Feedback Quality (1–5 Likert, higher is better)

Dimension Mean ± SD
Correctness 4.080 ± 0.756
Rubric Alignment 3.924 ± 0.763
Actionability 3.760 ± 0.845
Depth of Insight 3.845 ± 0.860
Empathetic Tone 4.223 ± 0.612
Overall Q(g) 3.967

Fairness (\(\Delta_\text{MAE}\), lower is better)
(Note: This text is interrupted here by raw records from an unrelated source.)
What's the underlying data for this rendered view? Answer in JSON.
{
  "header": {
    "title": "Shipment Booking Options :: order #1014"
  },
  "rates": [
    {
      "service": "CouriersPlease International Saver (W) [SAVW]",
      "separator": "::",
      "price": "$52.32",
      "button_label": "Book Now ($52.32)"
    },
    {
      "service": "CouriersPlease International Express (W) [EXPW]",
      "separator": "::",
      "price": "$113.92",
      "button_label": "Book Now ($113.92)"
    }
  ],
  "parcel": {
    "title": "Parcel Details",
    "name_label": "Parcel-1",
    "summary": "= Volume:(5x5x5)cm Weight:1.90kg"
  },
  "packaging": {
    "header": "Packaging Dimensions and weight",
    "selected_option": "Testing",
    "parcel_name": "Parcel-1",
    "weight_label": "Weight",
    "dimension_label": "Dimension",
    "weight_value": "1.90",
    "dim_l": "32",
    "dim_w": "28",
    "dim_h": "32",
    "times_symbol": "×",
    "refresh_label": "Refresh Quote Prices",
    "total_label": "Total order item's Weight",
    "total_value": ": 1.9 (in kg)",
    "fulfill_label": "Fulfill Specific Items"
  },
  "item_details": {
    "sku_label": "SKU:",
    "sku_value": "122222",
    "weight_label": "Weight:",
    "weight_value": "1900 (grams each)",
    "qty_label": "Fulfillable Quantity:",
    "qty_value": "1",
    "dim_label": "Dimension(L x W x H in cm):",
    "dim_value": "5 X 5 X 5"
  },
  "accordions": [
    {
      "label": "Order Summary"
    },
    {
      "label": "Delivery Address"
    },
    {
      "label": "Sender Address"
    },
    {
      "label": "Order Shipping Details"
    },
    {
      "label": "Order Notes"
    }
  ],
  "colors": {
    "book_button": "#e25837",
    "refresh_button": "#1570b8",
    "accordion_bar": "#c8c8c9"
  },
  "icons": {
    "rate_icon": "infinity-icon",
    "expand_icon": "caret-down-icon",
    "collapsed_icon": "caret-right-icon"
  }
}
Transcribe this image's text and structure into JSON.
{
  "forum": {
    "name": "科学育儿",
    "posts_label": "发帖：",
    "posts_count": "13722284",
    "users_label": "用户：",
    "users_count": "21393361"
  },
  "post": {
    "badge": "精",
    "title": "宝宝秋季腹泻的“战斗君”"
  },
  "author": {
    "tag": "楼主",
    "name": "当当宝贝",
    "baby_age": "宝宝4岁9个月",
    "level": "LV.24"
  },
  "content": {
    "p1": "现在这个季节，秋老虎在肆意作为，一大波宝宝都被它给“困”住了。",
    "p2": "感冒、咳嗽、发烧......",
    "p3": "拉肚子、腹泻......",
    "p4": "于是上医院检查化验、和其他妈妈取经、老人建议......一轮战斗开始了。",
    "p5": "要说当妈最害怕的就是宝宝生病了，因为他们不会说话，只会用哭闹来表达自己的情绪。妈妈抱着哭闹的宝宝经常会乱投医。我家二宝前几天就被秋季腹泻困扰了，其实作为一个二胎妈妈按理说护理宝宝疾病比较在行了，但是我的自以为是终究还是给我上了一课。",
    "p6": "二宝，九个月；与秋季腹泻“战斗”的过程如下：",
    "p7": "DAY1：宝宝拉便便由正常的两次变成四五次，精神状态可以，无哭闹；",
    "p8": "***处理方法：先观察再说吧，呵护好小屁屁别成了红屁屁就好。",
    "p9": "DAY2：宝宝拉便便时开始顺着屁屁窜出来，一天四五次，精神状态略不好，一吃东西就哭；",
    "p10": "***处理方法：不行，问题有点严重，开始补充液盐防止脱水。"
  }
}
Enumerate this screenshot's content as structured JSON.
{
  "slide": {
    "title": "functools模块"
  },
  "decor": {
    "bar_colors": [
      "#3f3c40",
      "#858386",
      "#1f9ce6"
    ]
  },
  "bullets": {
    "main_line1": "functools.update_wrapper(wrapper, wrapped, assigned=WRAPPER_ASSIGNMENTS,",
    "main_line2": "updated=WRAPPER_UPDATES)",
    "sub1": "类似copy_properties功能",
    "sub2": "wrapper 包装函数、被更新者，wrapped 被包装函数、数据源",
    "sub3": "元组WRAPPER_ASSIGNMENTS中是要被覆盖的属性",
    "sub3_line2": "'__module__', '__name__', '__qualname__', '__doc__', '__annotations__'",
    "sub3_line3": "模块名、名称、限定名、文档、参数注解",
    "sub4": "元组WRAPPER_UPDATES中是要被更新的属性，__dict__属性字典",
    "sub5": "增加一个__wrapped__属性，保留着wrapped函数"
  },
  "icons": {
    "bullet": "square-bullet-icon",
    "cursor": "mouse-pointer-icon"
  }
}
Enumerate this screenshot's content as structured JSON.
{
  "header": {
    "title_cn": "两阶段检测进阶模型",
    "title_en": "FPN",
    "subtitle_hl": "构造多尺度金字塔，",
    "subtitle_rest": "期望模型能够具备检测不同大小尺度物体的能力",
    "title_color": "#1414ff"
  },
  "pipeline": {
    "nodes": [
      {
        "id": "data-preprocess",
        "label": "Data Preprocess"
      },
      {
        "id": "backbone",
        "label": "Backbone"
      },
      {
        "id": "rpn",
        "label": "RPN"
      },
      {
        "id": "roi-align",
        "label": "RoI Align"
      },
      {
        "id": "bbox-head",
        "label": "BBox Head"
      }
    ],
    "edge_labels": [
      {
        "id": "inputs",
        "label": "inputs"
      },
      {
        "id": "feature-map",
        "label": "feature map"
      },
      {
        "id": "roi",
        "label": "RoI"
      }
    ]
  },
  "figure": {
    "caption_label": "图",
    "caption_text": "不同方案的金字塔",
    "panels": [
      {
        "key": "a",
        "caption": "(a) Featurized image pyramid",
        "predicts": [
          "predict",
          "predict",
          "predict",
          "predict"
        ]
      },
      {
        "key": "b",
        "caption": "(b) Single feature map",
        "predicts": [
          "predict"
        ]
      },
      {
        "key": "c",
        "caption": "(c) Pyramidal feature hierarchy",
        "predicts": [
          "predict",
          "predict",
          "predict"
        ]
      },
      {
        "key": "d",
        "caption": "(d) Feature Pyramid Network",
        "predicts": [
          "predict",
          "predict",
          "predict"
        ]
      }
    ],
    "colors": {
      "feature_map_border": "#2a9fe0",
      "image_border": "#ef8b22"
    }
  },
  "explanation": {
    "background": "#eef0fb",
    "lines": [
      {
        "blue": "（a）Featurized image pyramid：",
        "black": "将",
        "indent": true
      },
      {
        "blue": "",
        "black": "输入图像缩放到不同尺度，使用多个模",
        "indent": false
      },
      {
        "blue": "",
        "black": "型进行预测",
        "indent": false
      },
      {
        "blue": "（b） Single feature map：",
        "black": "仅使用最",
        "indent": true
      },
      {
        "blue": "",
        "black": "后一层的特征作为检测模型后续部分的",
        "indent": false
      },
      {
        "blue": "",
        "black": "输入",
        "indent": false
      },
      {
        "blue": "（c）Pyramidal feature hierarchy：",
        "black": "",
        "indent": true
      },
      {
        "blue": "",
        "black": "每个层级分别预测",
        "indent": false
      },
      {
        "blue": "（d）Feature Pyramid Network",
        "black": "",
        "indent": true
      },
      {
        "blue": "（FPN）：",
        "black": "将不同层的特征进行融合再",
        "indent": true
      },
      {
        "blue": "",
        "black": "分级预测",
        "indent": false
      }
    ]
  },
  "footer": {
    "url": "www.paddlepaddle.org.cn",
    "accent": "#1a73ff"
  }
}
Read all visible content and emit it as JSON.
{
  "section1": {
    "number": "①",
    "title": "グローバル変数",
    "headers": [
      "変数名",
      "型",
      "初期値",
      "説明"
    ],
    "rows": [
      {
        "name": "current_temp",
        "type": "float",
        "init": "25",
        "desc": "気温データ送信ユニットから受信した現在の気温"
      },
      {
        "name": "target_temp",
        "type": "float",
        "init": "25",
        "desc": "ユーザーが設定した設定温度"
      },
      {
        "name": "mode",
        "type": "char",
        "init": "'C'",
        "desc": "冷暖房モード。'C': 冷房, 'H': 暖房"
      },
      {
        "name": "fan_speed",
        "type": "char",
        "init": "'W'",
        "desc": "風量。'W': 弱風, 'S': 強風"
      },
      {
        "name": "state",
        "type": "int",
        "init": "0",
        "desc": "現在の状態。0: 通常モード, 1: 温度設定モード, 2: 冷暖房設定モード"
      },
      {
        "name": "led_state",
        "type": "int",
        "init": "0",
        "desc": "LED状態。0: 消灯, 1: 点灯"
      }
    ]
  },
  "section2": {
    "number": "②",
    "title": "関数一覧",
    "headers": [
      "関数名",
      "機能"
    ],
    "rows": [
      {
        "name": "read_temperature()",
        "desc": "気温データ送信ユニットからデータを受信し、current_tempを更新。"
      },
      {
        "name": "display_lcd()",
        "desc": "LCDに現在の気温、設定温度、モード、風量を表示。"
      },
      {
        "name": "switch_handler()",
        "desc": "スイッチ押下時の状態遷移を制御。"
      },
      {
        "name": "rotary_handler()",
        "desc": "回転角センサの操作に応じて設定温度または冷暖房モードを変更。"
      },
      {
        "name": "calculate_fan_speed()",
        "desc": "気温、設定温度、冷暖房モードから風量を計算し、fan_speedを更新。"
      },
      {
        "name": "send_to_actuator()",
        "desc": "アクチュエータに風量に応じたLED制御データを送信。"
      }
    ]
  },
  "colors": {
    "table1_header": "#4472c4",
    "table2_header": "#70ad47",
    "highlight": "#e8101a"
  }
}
Dimension Low-Ability MAE High-Ability MAE \(\Delta_\text{MAE}\)
Conceptual Understanding 1.000 0.278 0.722
Real-World Application 1.500 0.403 1.097
Reflective Questioning 0.917 0.431 0.486
Clarity of Expression 0.167 0.472 0.306
Overall 0.896 0.396 0.500

Ablation Study: Efficiency

  • Per-reflection scoring latency: 7.71s (vs. human average of 1.4 min; 11× speedup)
  • End-to-end latency (including feedback generation): 33.35s per reflection
  • 84 reflections scored: 10.8 min; complete feedback generation: 46.7 min

Highlights & Insights

  1. Explicit Fairness Quantification: This work is the first to treat cross-ability scoring fairness as a measurable optimization objective rather than an afterthought, making the system auditable.
  2. Role Separation Enhances Transparency: Each of the five agents handles a distinct subtask that can be independently audited, and instructors can adjust individual components.
  3. Zero-Shot Performance Approaches Expert Level: Without fine-tuning, the system achieves MAE=0.467 and QWK=0.459, with empathetic tone receiving the highest feedback rating (4.223/5).
  4. Fairness Analysis Reveals Systematic Bias: Low-ability students face substantially larger scoring errors (\(\Delta_\text{MAE}\)=0.500), providing a clear direction for future improvement.

Limitations & Future Work

  1. Limited Dataset Scale: Only 336 reflections from 28 learners in a single AI literacy course; generalizability remains to be validated.
  2. Persistent Fairness Gaps: The real-world application dimension exhibits \(\Delta_\text{MAE}\)=1.097, indicating that low-ability students are systematically over- or under-estimated.
  3. Feedback Quality Below Target: Q(g)=3.967 falls short of the 4.0 target; actionability (3.760) and depth of insight (3.845) are the weakest dimensions.
  4. Dependence on Closed-Source GPT-4o: Reproducibility and cost are constrained by API access.
  5. No Demographic Attributes Collected: Fairness analysis is limited to ability-level groupings, precluding evaluation of bias along dimensions such as race or gender.
  • Evolution of Automated Scoring Systems: From rule-based methods in the 1960s to BERT/GPT-4-based prompt evaluation, this paper represents an exploration of the zero-shot multi-agent direction.
  • Multi-Agent LLM Systems: The work draws on the AutoGen framework for role-based collaboration; unlike general-purpose LLM agents, however, educational equity serves as the central constraint.
  • Insights: The fairness framework \(\Delta_{\text{MAE}}\) is transferable to other automated systems requiring equitable assessment, such as hiring screening and medical consultation.

Rating

⭐⭐⭐ — The problem framing is compelling (educational equity + automated feedback) and the fairness quantification framework is valuable, but the experimental scale is too small, zero-shot performance still lags behind human experts, and the technical contributions are relatively straightforward.